EAAI Journal 2026 Journal Article
A doubly reinforced local search for solving the Quadratic Multiple Knapsack Problem
- Yingsong Nie
- Lingyan Zhang
- Xiaolu Liu
- Lei He
- Tao Guan
- Yan Jin
The Quadratic Multiple Knapsack Problem (QMKP) is a computationally challenging combinatorial optimization problem with important real-world applications in manufacturing and production planning. Traditional methods often struggle to effectively balance intensification and diversification, relying heavily on expert experience to guide the search process. To address these limitations, we propose a doubly reinforced local search algorithm (denoted as DRLS) that integrates two distinct reinforcement learning methods into a multi-neighborhood tabu search framework, each activated at different stages of the search process to improve adaptive decision-making.

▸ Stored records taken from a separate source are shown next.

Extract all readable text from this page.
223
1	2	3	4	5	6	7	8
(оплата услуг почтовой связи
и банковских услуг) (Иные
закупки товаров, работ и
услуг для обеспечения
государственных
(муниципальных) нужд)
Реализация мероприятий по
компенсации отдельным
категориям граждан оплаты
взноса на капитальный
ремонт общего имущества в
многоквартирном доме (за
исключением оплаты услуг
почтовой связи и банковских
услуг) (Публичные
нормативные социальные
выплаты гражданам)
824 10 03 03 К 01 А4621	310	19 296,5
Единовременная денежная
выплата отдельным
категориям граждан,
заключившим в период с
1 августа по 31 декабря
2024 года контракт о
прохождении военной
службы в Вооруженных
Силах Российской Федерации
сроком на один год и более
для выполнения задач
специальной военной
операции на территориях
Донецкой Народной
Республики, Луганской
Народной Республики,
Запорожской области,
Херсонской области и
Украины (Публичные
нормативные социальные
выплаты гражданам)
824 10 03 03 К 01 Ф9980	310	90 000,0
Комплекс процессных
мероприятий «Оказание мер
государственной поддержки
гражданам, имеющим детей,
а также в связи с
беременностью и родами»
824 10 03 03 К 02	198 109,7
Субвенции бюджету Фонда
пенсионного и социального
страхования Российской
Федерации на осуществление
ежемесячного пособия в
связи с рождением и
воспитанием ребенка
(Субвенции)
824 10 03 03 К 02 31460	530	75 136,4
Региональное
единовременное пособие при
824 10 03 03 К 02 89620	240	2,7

Specifically, a multi-armed bandit mechanism is incorporated into the neighborhood selection phase to dynamically select promising neighborhood operators in a stateless environments for effective search. In addition, a Q-learning model is employed in item removal phase to state-dependent remove items, enabling the search to escape from local optima. Evaluations on 720 benchmark instances across four datasets demonstrate that DRLS consistently outperforms six state-of-the-art algorithms in both solution quality and runtime efficiency. In particular, DRLS discovers new best-known solutions for over 50% of the instances, highlighting its effectiveness. Additional experiments are presented to gain insight into the role of the reinforcement learning components.